La semaine dernière une analyse approfondie du Financial Times révélait que 1,4 milliard de dollars semblaient avoir « disparu » des comptes de Tesla pour les deux derniers trimestres de 2024. Soit une anomalie comptable de taille significative.

Alors que l’entreprise a déclaré 6,3 milliards de dollars de dépenses d’investissement en biens immobiliers et équipements, la valeur brute des actifs n’a augmenté que de 4,9 milliards sur la même période. Une différence de 1,4 milliard de dollars qui laisse perplexe selon le Financial Times.

Historiquement, Tesla a presque toujours maintenu une corrélation étroite entre ses dépenses d’investissement et l’augmentation de la valeur de ses actifs. Cette rupture soudaine pourrait indiquer des irrégularités internes ou une mauvaise classification des dépenses. D’autant plus qu’une telle pratique permettrait de gonfler artificiellement les bénéfices en enregistrant certaines charges opérationnelles comme des investissements, masquant ainsi d’éventuels problèmes de liquidité ou de rentabilité.

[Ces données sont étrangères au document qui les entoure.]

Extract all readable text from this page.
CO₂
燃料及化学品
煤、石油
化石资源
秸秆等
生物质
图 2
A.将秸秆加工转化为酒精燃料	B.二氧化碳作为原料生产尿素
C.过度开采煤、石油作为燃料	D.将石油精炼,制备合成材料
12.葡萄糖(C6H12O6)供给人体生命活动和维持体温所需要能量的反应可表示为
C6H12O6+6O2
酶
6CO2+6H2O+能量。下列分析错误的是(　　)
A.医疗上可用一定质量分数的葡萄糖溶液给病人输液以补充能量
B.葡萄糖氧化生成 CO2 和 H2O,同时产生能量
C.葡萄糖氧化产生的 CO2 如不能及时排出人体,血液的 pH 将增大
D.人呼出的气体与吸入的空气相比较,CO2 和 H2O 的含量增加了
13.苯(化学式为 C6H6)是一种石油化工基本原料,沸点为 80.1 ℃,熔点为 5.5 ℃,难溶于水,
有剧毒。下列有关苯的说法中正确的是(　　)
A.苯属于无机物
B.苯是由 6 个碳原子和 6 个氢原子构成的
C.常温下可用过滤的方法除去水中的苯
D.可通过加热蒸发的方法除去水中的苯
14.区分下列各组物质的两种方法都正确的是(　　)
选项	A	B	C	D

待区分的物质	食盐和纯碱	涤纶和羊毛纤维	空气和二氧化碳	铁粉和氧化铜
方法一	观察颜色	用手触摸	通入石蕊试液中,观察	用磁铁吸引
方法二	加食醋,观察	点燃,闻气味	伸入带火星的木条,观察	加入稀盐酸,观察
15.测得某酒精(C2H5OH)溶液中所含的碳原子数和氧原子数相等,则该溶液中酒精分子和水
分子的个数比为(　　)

Un écart que le Financial Times va cependant lui-même nuancer

Un trou abyssal qui serait tout de même à nuancer, selon l’aveu même du Financial Times. Une nouvelle analyse publiée ce mardi par le Financial Times suggère qu’une partie de cet écart pourrait tout de même avoir une explication relativement simple. Le quotidien fait donc son mea culpa et révèle que deux facteurs principaux contribuent à réduire cette différence :

  1. Les paiements d’actifs déjà achetés : Tesla a réglé 689 millions de dollars d’obligations liées à des acquisitions d’immobilisations, ce qui réduit l’écart à 733 millions de dollars.
  2. La cession d’actifs dépréciés : Une analyse des amortissements indique que 270 millions de dollars d’actifs ont été cédés, diminuant l’écart à environ 463 millions de dollars.

On passe donc de 1,4 milliard à 463 millions de dollars. Le “fossé” restant pourrait s’expliquer par des mouvements de change, des dépréciations mineures ou la vente de machines ou d’équipements avant leur amortissement complet.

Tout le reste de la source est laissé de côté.